PROJECTS
A dimension-adaptive sparse grid method for the Schrödinger equation
PRINCIPAL INVESTIGATOR
Prof. Dr.
Michael Griebel Rheinische-Friedrich-Wilhelms Universität Bonn Institut fuer Numerische Simulation Wegelerstr. 6 |
PROJECT RESEARCH ASSISTANT
ABSTRACT
Any numerical solution of the electronic Schrödinger
equation using conventional discretization schemes is impossible
due to its high dimensionality. Therefore, different
approximations like HF, CI/CC, and DFT are used. However, these
approaches more resemble simplified models than discretization
procedures. Instead, a special discretization using sparse grids
can be aimed at. The dimension-adaptive sparse grid method has
the possibility to overcome the exponential complexity exhibited
by conventional discretization procedures through the curse of
dimension.
In the first application period of this project, we developed
sparse grid techniques and product methods for the discretization
of Schrödinger's equation with different choices of multi-level
bases (real space, Fourier space) for one-dimensional one-particle
states. Here we realized new and enhanced implementations of the
sparse grid approach. Furthermore, we implemented a related
approach based on separable product expansions.

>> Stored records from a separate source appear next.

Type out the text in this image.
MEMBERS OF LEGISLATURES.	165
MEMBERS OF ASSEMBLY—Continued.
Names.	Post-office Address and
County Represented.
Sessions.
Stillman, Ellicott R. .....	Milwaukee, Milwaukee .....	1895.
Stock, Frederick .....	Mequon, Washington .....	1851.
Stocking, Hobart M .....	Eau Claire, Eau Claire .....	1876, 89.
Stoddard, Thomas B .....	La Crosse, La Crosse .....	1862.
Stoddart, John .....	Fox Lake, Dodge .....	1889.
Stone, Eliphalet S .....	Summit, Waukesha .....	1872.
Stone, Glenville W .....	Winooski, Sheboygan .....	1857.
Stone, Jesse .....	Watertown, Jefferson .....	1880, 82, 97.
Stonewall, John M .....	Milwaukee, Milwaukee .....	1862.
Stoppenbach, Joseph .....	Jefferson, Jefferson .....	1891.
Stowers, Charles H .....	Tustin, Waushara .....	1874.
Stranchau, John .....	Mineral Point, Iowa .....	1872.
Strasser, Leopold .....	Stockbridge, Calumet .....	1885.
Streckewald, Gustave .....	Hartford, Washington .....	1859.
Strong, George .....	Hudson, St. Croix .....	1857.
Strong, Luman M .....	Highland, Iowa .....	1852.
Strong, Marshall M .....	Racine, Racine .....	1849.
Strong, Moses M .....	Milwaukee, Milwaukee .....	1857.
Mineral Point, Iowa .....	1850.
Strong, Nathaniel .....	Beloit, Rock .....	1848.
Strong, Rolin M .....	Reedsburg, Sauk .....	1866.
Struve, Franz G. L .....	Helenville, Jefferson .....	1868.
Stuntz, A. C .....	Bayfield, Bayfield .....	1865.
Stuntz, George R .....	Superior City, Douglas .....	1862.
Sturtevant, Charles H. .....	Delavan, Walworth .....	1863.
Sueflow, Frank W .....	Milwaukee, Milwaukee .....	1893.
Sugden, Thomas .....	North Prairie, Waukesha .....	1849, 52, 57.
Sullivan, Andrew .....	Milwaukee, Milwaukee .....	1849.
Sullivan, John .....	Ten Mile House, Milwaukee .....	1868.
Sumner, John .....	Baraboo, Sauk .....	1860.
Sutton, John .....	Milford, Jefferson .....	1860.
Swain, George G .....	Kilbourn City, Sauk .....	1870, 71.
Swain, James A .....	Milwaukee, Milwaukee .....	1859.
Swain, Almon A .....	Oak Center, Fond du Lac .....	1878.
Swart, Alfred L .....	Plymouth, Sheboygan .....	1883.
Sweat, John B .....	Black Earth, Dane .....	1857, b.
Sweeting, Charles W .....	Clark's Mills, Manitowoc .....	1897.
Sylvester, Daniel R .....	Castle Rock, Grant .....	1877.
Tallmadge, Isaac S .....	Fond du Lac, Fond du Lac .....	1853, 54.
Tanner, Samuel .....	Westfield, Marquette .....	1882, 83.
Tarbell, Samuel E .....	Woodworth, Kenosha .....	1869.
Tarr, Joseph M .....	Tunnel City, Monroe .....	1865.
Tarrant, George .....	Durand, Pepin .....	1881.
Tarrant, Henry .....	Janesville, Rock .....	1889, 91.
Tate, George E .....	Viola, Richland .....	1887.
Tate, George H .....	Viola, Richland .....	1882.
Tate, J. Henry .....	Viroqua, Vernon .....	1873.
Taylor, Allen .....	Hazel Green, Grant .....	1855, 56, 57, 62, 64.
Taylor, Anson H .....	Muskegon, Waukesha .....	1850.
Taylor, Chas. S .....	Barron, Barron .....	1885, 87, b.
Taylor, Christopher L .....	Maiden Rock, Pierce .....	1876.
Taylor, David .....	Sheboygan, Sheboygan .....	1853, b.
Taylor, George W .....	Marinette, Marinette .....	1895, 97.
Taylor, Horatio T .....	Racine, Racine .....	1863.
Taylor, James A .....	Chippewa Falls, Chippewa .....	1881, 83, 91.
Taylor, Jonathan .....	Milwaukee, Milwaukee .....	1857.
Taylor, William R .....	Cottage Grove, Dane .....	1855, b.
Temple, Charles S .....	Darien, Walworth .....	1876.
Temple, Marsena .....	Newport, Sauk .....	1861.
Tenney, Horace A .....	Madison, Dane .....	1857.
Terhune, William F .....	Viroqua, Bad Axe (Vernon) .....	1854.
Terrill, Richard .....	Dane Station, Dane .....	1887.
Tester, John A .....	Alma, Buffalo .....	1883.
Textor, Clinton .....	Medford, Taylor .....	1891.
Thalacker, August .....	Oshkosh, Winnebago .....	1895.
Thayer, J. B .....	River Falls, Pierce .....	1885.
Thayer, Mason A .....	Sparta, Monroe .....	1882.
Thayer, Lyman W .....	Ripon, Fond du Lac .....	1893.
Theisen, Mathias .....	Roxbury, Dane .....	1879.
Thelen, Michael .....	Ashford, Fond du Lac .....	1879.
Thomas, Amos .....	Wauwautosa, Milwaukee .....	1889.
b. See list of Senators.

For the second application period of this Schwerpunktprogramm, we
will improve our methods to deal with three-dimensional particle
spaces and apply them to atoms, molecules and unit cells of
crystals with up to 6 electrons. Here, the incorporation of
antisymmetry, efficient treatment of the Coulomb interactions,
dimension-adaptivity and optimal preconditioning of the
eigenvalue solver will be of special importance.